Le Bundesrat, la seconde chambre du parlement allemand représentant les Länder, a donné son feu vert mi-mai à la trottinette électrique, jusqu’alors interdite dans le pays. Les premiers engins pourraient circuler à l’été.
Le ministre allemand des Transports, le conservateur bavarois Andreas Scheuer, qui venait de tester avec enthousiasme une trottinette électrique dans les couloirs de son ministère, voyait déjà ces engins venir au secours du climat. Il s’est très rapidement heurté aux réticences des élus locaux et régionaux, du corps médical, des puissantes associations de cyclistes, et même des écologistes puristes pour qui la trottinette électrique est avant tout « un gadget gaspillant des ressources précieuses, telles que le lithium pour les batteries ».
C’est donc un projet largement amendé qui a finalement été adopté par le parlement le 17 mai. La trottinette électrique, qui pourrait faire son apparition dans le courant de l’été dans les rues des villes allemandes, sera bannie des trottoirs. Les adeptes, qui devront être âgés de plus de 14 ans, se partageront les pistes cyclables (déjà très encombrées) avec les cyclistes. En l’absence de pistes cyclables, ils devront circuler sur la route avec les voitures. Les engins devront être équipés de deux systèmes de freinage distincts, d’éclairages avant et arrière, d’une sonnette et de réflecteurs latéraux. Les véhicules ne pourront dépasser les 20 km/h et ne devront pas excéder 70 cm de large, 2 mètres de long et 55 kg. Les trottinettes devront toutes être équipées d’une plaquette prouvant que les engins sont assurés.
Le législateur allemand a par contre renoncé à rendre obligatoire le port du casque et la possession d’un permis de conduire deux-roues, un « laxisme sécuritaire » aussitôt dénoncé par les fédérations de médecins convaincus d’une prochaine recrudescence de graves accidents de la circulation.
La plupart des grands loueurs de ces engins électriques (la start-up berlinoise Tier, Hive ainsi que les américains Bird et Lime de la Silicon Valley) sont dans les starting-blocks depuis l’annonce au début de l’année que l’Allemagne s’apprêtait à autoriser la trottinette électrique. À Stuttgart, dix entreprises ont déjà manifesté leur intérêt auprès de la municipalité. La Ville de Munich compte sur 10 000 engins dès l’été; Francfort table sur 5 000 à 10 000 trottinettes. « Une fois que la législation sera entrée en vigueur, les villes n’auront plus aucune influence sur la quantité de rollers qui seront à la disposition des usagers », s’inquiète un porte-parole de la capitale bavaroise, déjà échaudé par le spectacle de milliers de vélos partagés abandonnés dans les rues de Munich. « Là où l’espace public est rare, on ne pourra échapper à la concentration des opérateurs », estime Helmut Dedy, de la fédération des municipalités allemandes.
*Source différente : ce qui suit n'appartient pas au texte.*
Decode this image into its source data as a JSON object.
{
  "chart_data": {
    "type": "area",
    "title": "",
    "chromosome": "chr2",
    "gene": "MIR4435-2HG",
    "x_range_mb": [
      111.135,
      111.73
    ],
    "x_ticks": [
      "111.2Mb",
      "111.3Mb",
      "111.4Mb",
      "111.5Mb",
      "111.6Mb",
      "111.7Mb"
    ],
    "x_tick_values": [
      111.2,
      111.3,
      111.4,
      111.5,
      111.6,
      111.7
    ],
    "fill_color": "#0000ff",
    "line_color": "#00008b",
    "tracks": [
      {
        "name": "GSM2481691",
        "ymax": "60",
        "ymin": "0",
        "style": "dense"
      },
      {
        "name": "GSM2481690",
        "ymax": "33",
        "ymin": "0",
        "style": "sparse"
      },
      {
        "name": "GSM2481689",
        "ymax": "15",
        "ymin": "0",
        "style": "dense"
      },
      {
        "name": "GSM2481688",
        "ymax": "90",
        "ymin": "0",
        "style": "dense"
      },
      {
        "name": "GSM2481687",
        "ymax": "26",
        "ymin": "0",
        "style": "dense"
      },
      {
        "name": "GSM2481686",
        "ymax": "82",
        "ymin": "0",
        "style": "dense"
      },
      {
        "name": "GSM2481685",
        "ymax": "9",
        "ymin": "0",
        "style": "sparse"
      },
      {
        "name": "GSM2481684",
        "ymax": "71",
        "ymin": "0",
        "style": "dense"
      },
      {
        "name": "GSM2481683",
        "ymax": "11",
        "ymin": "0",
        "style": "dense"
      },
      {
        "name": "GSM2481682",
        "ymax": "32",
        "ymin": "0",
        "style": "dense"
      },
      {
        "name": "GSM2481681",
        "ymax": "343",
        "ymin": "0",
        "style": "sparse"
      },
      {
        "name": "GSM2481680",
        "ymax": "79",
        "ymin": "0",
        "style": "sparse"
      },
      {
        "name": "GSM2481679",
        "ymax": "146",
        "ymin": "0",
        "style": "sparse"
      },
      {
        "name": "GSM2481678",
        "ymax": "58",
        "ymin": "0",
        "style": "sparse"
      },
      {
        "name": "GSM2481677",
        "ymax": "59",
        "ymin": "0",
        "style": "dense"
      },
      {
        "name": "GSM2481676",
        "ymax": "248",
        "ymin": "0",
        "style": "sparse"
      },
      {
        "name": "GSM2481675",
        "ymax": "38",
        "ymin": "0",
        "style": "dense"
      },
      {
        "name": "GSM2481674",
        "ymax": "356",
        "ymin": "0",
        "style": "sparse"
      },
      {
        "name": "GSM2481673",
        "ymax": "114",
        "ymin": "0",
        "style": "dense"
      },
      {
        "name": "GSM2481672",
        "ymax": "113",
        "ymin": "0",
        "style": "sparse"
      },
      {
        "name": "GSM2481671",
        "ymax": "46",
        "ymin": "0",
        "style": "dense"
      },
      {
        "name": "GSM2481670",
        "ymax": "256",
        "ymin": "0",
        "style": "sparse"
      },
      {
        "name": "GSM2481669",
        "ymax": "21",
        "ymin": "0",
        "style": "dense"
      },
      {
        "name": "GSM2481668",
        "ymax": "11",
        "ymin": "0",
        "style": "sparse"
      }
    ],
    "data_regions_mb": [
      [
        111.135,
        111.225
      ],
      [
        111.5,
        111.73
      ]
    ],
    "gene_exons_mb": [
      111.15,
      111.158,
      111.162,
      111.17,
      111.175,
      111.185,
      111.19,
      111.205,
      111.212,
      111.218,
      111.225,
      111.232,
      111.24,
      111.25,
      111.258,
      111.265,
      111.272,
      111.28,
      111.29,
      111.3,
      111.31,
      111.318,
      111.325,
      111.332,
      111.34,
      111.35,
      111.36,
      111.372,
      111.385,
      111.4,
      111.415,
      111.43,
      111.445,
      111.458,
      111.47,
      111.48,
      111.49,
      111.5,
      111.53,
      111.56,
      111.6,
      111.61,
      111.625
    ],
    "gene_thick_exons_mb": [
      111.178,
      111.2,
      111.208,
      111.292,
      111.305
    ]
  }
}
De fait, les principales villes cherchent déjà à canaliser le futur déploiement des trottinettes dans l’espace public. Francfort prévoit une obligation de déposer les trottinettes électriques dans des stations de location de maximum cinq engins chacune et veut obliger les loueurs à retirer du paysage urbain les trottinettes défectueuses en l’espace de six heures. Berlin veut accorder 24 heures aux opérateurs d’applications de locations pour embarquer les engins en panne. Toutes ces municipalités s’attendent à des conflits avec les cyclistes. « San Francisco, Paris ou Madrid ont fait de mauvaises expériences avec les trottinettes électriques, rappelle la fédération de cyclistes ADEC. Il y aura davantage d’accidents, et on trouvera des trottinettes échouées partout dans les villes. » Notamment sur les pistes cyclables.